I predict that 2019 will be a year when the institutions and investors – which have so far only been interested in the regional centres – start to look at the next tier of town centres. 2018 has seen an unprecedented number of cranes in the sky in Manchester building new homes, but less than 10 years ago investors saw delivering new homes in the city centre as too risky. In the 1980s there were less than 1,000 homes in Manchester city. Fast forward to today and there is no shortage of investors or people who want to be part of the thriving centre.

We will see similar trends in our best town centres. Altrincham is already setting the standard – and setting it high. Andy Burnham has laid down the challenge to partners in Greater Manchester to determine a new future for their town centres through the Town Centre Challenge. Local authorities, the Greater Manchester Combined Authority and Homes England are looking at how to use their resources to harness opportunities and work with the private sector to unlock development.

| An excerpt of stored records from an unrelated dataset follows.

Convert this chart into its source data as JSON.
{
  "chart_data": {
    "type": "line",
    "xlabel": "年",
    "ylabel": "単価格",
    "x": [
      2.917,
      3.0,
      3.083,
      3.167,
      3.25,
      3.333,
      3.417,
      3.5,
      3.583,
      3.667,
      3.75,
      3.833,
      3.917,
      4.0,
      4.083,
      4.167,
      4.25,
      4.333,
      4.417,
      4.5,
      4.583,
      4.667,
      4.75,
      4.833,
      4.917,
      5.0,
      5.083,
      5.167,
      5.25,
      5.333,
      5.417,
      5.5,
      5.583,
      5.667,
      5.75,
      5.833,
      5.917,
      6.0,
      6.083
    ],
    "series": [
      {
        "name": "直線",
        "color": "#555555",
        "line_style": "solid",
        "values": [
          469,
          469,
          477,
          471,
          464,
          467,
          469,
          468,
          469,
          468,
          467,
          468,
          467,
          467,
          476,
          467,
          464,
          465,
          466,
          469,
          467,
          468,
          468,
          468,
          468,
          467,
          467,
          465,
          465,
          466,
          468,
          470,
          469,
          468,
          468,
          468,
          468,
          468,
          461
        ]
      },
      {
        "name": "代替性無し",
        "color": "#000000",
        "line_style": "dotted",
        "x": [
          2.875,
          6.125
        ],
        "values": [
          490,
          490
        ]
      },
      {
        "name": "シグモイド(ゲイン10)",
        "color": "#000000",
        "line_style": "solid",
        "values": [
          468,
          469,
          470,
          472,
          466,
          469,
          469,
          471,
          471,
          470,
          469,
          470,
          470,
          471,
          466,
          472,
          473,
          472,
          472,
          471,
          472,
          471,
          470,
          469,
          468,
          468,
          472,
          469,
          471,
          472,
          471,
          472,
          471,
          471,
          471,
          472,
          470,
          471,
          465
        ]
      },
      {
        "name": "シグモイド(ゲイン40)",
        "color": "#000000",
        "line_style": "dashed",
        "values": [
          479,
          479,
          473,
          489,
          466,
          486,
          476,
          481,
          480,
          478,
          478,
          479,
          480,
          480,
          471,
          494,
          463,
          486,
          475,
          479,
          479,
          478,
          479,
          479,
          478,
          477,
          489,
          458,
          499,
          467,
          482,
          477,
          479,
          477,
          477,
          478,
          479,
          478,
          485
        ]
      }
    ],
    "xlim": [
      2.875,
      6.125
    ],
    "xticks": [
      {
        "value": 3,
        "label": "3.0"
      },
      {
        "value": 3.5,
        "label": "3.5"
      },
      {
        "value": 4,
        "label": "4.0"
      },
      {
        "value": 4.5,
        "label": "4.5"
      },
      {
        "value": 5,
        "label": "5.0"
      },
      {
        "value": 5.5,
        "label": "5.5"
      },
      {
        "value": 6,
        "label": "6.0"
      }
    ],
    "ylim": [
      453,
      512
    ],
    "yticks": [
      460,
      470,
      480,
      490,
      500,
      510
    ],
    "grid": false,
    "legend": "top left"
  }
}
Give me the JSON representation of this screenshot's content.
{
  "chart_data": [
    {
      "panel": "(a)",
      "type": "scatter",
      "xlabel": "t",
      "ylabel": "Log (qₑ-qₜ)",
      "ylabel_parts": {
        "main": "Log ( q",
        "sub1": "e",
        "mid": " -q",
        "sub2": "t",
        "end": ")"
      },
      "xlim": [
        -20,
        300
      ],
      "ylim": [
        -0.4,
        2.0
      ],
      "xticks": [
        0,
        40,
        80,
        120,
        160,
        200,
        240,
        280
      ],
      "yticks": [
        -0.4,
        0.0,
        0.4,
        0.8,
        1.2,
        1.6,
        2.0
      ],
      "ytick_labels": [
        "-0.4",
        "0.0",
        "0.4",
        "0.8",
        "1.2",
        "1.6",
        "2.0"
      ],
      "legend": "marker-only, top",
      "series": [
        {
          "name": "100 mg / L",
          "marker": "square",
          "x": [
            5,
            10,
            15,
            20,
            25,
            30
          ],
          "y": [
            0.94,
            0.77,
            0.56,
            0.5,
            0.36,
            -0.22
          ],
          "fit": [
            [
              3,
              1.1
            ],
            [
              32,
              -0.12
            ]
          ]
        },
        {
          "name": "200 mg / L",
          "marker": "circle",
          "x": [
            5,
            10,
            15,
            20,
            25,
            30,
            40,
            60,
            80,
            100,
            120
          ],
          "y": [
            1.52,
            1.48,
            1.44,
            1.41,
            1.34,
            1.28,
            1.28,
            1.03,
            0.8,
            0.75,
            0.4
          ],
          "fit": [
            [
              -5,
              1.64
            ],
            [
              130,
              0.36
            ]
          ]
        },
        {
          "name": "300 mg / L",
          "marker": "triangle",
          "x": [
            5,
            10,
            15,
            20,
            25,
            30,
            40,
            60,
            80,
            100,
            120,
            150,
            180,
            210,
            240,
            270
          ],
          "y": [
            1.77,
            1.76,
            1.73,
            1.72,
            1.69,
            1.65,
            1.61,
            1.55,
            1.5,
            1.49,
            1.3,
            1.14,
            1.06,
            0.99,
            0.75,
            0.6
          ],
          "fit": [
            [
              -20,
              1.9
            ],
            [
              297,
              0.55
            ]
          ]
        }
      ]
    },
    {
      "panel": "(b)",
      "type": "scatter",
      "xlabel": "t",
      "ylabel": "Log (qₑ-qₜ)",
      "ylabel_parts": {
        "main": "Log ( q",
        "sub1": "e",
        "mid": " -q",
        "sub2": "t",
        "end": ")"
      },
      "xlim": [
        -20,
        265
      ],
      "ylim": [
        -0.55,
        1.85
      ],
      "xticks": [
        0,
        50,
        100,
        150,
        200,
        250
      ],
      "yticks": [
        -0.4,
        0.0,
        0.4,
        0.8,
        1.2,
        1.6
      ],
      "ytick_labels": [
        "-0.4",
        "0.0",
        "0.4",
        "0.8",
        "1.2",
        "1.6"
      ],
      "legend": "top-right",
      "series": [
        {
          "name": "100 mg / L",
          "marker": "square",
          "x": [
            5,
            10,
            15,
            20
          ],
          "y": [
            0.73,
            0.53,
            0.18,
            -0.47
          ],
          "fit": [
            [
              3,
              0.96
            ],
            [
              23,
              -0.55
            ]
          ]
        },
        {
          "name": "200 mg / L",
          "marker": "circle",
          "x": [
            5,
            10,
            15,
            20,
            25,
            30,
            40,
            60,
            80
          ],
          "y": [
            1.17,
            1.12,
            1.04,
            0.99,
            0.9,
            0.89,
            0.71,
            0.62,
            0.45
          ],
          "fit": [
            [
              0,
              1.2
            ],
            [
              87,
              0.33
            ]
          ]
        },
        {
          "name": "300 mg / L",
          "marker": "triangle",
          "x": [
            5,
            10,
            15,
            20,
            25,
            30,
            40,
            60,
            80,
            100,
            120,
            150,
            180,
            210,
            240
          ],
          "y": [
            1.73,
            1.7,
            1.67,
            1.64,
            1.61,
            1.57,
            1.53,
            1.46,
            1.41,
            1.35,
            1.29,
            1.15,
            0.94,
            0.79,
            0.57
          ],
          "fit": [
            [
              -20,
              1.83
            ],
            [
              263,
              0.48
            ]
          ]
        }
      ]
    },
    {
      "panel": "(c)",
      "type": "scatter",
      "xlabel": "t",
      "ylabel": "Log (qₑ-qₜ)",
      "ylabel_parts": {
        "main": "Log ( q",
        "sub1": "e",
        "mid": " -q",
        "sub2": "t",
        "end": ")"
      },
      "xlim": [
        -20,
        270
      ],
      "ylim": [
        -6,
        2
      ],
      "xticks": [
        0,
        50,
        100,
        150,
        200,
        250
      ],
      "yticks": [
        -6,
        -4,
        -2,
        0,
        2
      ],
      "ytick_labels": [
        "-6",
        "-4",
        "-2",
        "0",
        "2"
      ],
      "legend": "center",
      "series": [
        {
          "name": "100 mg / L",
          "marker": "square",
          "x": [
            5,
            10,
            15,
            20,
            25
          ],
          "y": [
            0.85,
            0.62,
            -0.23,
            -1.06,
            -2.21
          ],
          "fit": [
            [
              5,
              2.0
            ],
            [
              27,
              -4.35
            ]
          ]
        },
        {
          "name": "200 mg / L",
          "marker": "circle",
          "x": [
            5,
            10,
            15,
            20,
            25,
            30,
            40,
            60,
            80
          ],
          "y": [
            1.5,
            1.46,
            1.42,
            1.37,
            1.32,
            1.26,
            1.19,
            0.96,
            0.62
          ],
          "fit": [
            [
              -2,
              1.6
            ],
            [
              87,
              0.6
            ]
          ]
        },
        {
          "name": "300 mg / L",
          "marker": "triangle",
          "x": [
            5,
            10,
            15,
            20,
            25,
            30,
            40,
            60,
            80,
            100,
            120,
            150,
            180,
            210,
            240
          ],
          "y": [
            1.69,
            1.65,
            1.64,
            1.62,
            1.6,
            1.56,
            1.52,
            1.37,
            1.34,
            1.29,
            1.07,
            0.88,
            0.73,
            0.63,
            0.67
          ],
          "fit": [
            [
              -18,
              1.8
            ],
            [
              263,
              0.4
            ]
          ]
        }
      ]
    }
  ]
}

But the need to make sure towns are responding to the challenges is not restricted to GM. Cushman & Wakefield and our partners have been assessing the residential potential and preparing strategies for a range of town centres including Barrow, Kendal, Macclesfield and Preston during 2018 and these will town centres will be delivering change during 2019, as will many other places.

The key is to determine which town centres have the greatest attributes and will thrive. The focus needs to be on those towns that have great connectivity, access to jobs and access to local services combined with unique assets which make them standout – such as a great stock of architectural buildings, access to countryside, attractive waterways running through them or a programme of events which attract a wide range of visitors. Where partners come together and set a new vision for these towns with a passion and commitment to work together, transformation will happen.

We need to get more people living in our town centres but many lack quality homes or have limited choices – being dominated by social housing or ageing terraces. We need modern homes which attract a wider range of occupiers – young families, downsizers and beyond.  Savvy developers will start to develop residential products – such as townhouses and low to mid rise apartments – which respond to the desires of those residents who appreciate the benefits of town centre living or maybe don’t have the resources or desire to live on the 25th floor of an apartment block in Manchester or Liverpool. Where this starts to happen the bars and restaurants will follow and our towns will be vibrant again.

Where public and private sector partners and local residents and businesses are working together to set a new strategy for their town centres, 2019 and beyond will be exciting.